É importante ressaltar que a pesquisa de Lobo / Oliveira (2013) já se propõe a explorar algumas das variáveis apontadas por Stone (1971), e.g. as variáveis origem geográfica – que Stone chama de nascimento – e condição religiosa – que Stone chama, simplesmente, de religião. Entretanto, o nível informacional de uma prosopografia – que nos parece ser o método em que se enquadraria o trabalho de Lobo / Oliveira – aponta para a necessidade de limitação no número de pessoas que farão parte da “biografia coletiva”. Por isso, para que seja feito o compartilhamento metodológico, pode ser que 354 pessoas seja um número alto de indivíduos, para que o levantamento de suas histórias de vida e posterior análise das características comuns do grupo tenha viabilidade prática, devido a limitações, principalmente, de tempo e de financiamento.

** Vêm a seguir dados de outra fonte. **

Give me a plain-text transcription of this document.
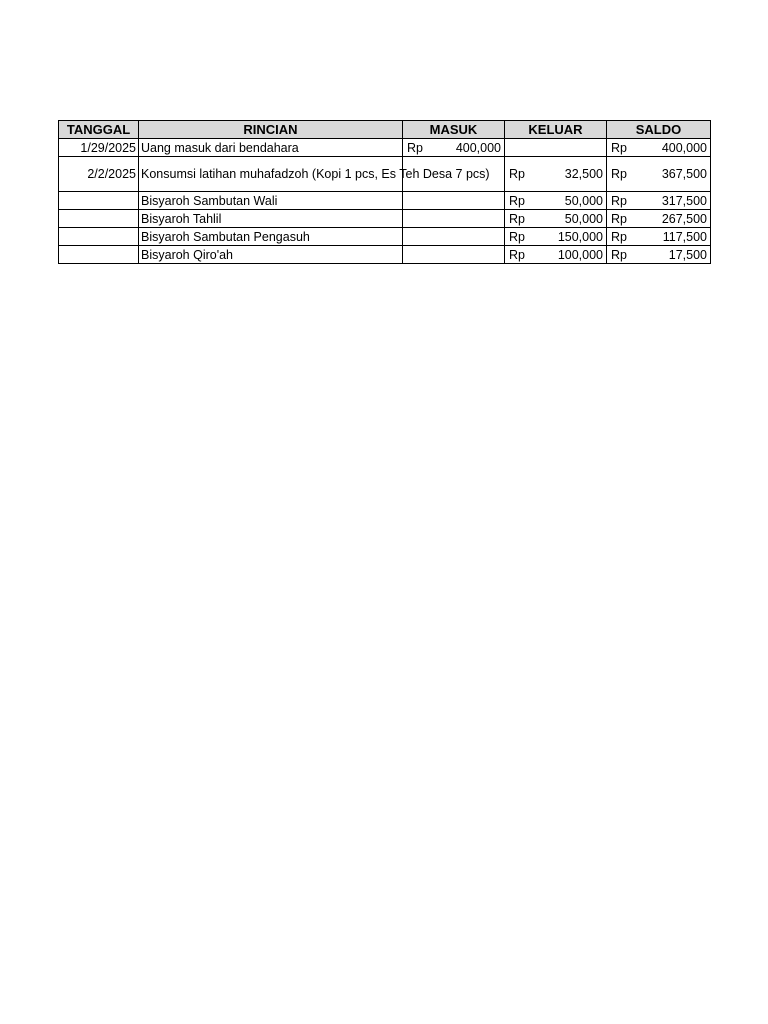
TANGGAL	RINCIAN	MASUK	KELUAR	SALDO
1/29/2025	Uang masuk dari bendahara	Rp 400,000		Rp 400,000

2/2/2025	Konsumsi latihan muhafadzoh (Kopi 1 pcs, Es Teh Desa 7 pcs)		Rp 32,500	Rp 367,500

	Bisyaroh Sambutan Wali		Rp 50,000	Rp 317,500

	Bisyaroh Tahlil		Rp 50,000	Rp 267,500

	Bisyaroh Sambutan Pengasuh		Rp 150,000	Rp 117,500

	Bisyaroh Qiro'ah		Rp 100,000	Rp 17,500
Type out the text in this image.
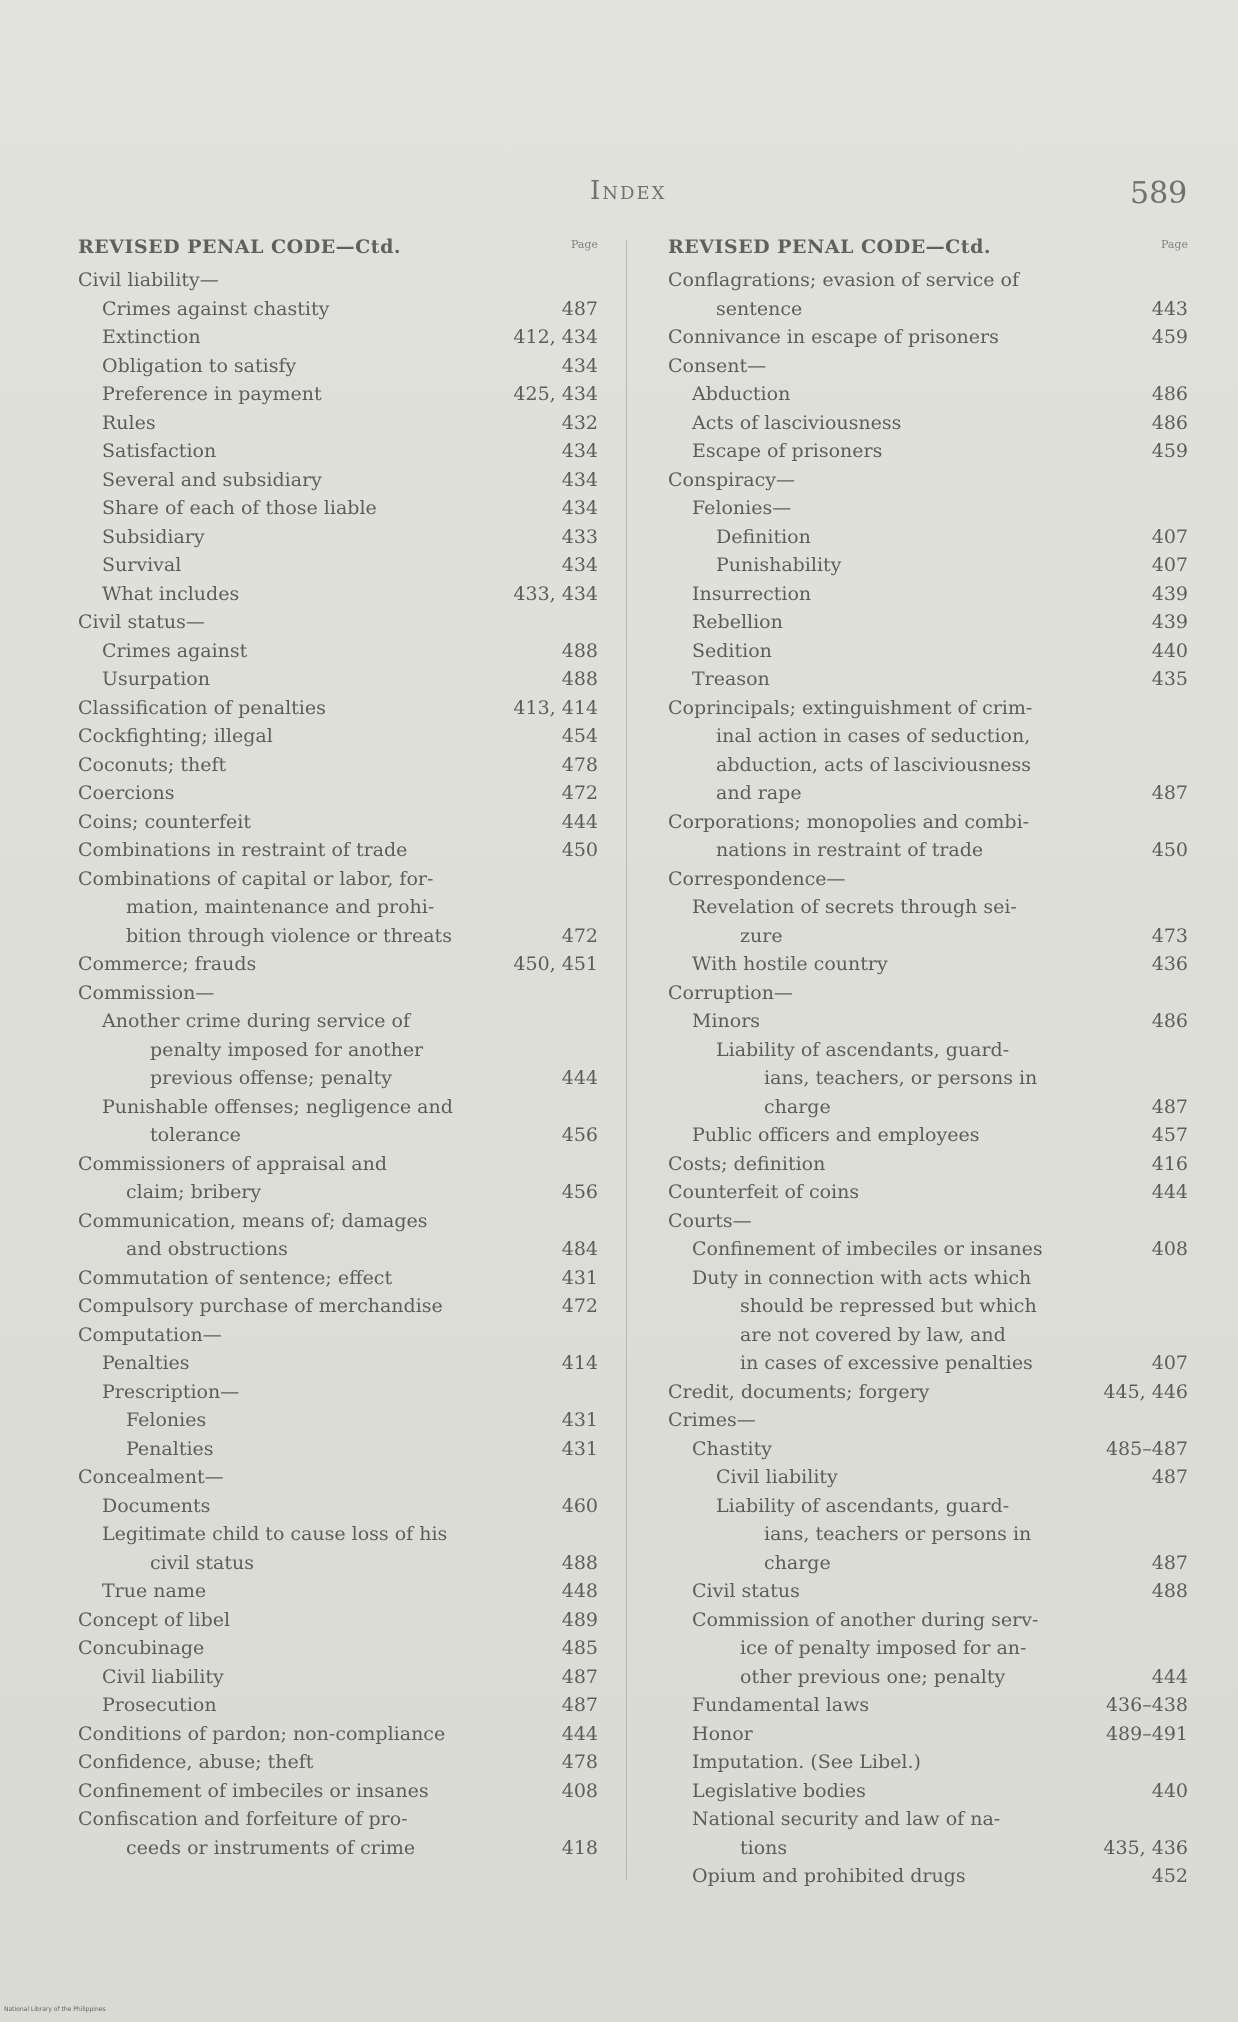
Index	589
REVISED PENAL CODE—Ctd.	Page
Civil liability—
Crimes against chastity	487
Extinction	412, 434
Obligation to satisfy	434
Preference in payment	425, 434
Rules	432
Satisfaction	434
Several and subsidiary	434
Share of each of those liable	434
Subsidiary	433
Survival	434
What includes	433, 434
Civil status—
Crimes against	488
Usurpation	488
Classification of penalties	413, 414
Cockfighting; illegal	454
Coconuts; theft	478
Coercions	472
Coins; counterfeit	444
Combinations in restraint of trade	450
Combinations of capital or labor, for-
mation, maintenance and prohi-
bition through violence or threats	472
Commerce; frauds	450, 451
Commission—
Another crime during service of
penalty imposed for another
previous offense; penalty	444
Punishable offenses; negligence and
tolerance	456
Commissioners of appraisal and
claim; bribery	456
Communication, means of; damages
and obstructions	484
Commutation of sentence; effect	431
Compulsory purchase of merchandise	472
Computation—
Penalties	414
Prescription—
Felonies	431
Penalties	431
Concealment—
Documents	460
Legitimate child to cause loss of his
civil status	488
True name	448
Concept of libel	489
Concubinage	485
Civil liability	487
Prosecution	487
Conditions of pardon; non-compliance	444
Confidence, abuse; theft	478
Confinement of imbeciles or insanes	408
Confiscation and forfeiture of pro-
ceeds or instruments of crime	418
REVISED PENAL CODE—Ctd.	Page
Conflagrations; evasion of service of
sentence	443
Connivance in escape of prisoners	459
Consent—
Abduction	486
Acts of lasciviousness	486
Escape of prisoners	459
Conspiracy—
Felonies—
Definition	407
Punishability	407
Insurrection	439
Rebellion	439
Sedition	440
Treason	435
Coprincipals; extinguishment of crim-
inal action in cases of seduction,
abduction, acts of lasciviousness
and rape	487
Corporations; monopolies and combi-
nations in restraint of trade	450
Correspondence—
Revelation of secrets through sei-
zure	473
With hostile country	436
Corruption—
Minors	486
Liability of ascendants, guard-
ians, teachers, or persons in
charge	487
Public officers and employees	457
Costs; definition	416
Counterfeit of coins	444
Courts—
Confinement of imbeciles or insanes	408
Duty in connection with acts which
should be repressed but which
are not covered by law, and
in cases of excessive penalties	407
Credit, documents; forgery	445, 446
Crimes—
Chastity	485–487
Civil liability	487
Liability of ascendants, guard-
ians, teachers or persons in
charge	487
Civil status	488
Commission of another during serv-
ice of penalty imposed for an-
other previous one; penalty	444
Fundamental laws	436–438
Honor	489–491
Imputation. (See Libel.)
Legislative bodies	440
National security and law of na-
tions	435, 436
Opium and prohibited drugs	452
National Library of the Philippines
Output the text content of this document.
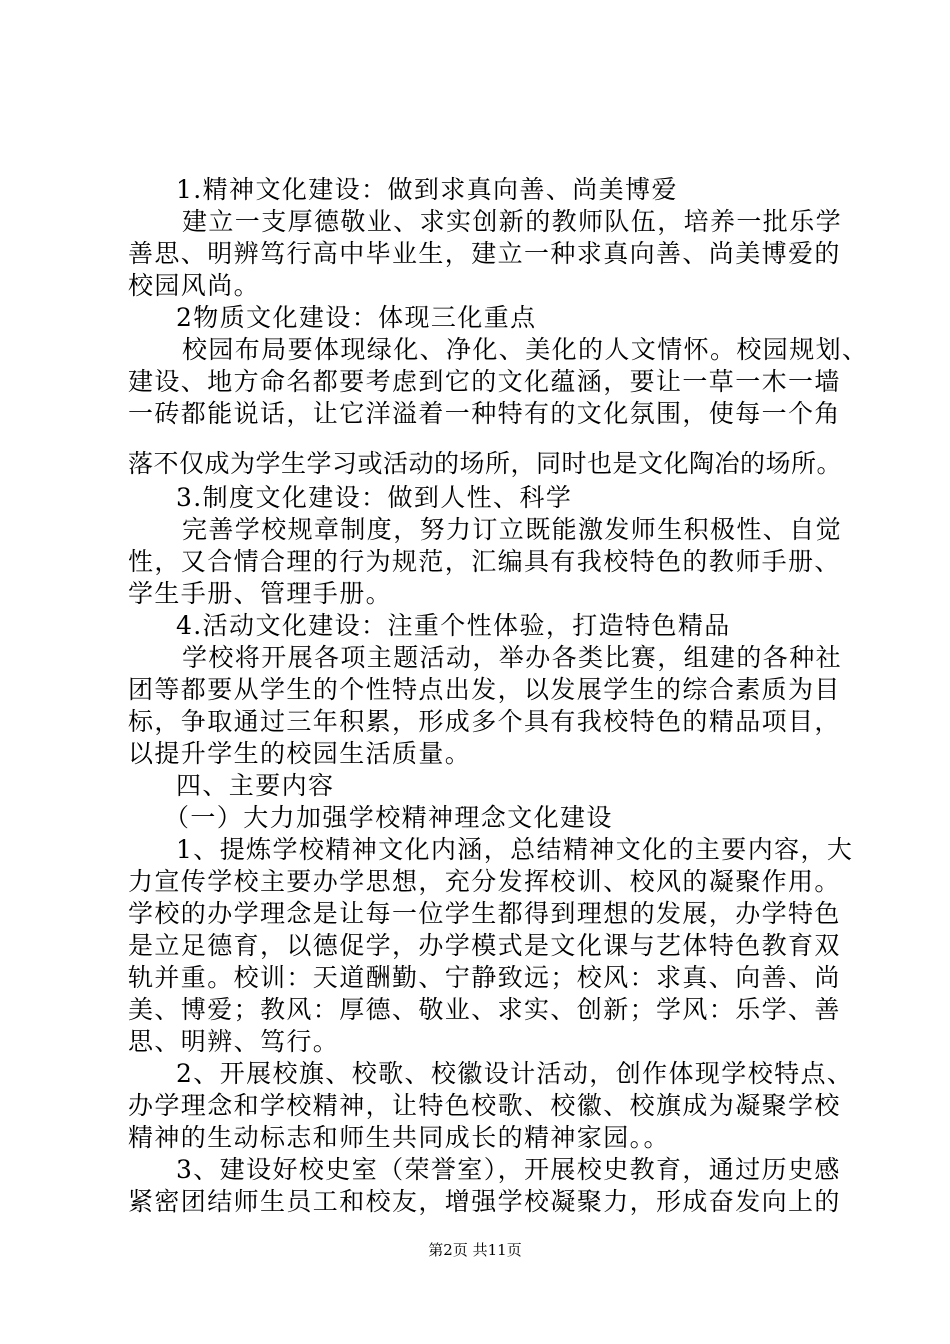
1.精神文化建设：做到求真向善、尚美博爱
建立一支厚德敬业、求实创新的教师队伍，培养一批乐学
善思、明辨笃行高中毕业生，建立一种求真向善、尚美博爱的
校园风尚。
2物质文化建设：体现三化重点
校园布局要体现绿化、净化、美化的人文情怀。校园规划、
建设、地方命名都要考虑到它的文化蕴涵，要让一草一木一墙
一砖都能说话，让它洋溢着一种特有的文化氛围，使每一个角
落不仅成为学生学习或活动的场所，同时也是文化陶冶的场所。
3.制度文化建设：做到人性、科学
完善学校规章制度，努力订立既能激发师生积极性、自觉
性，又合情合理的行为规范，汇编具有我校特色的教师手册、
学生手册、管理手册。
4.活动文化建设：注重个性体验，打造特色精品
学校将开展各项主题活动，举办各类比赛，组建的各种社
团等都要从学生的个性特点出发，以发展学生的综合素质为目
标，争取通过三年积累，形成多个具有我校特色的精品项目，
以提升学生的校园生活质量。
四、主要内容
（一）大力加强学校精神理念文化建设
1、提炼学校精神文化内涵，总结精神文化的主要内容，大
力宣传学校主要办学思想，充分发挥校训、校风的凝聚作用。
学校的办学理念是让每一位学生都得到理想的发展，办学特色
是立足德育，以德促学，办学模式是文化课与艺体特色教育双
轨并重。校训：天道酬勤、宁静致远；校风：求真、向善、尚
美、博爱；教风：厚德、敬业、求实、创新；学风：乐学、善
思、明辨、笃行。
2、开展校旗、校歌、校徽设计活动，创作体现学校特点、
办学理念和学校精神，让特色校歌、校徽、校旗成为凝聚学校
精神的生动标志和师生共同成长的精神家园。。
3、建设好校史室（荣誉室），开展校史教育，通过历史感
紧密团结师生员工和校友，增强学校凝聚力，形成奋发向上的
第2页 共11页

Considerando-se que os autores chegaram aos 354 confitentes/denunciantes através da análise do Primeiro livro das confissões, do Primeiro livro das denunciações e do Terceiro livro das denunciações – escritos na Capitania da Bahia no final do séc. XVI –, poder-se-ia pensar, como maneira de reduzir a amostra, no momento inicial da pesquisa, na análise de apenas um dos três referidos livros da Inquisição. Ultrapassada essa primeira etapa, que já demandaria uma longa caminhada, partir-se-ia para o mesmo trabalho, em etapas distintas, nos outros dois livros inquisitoriais.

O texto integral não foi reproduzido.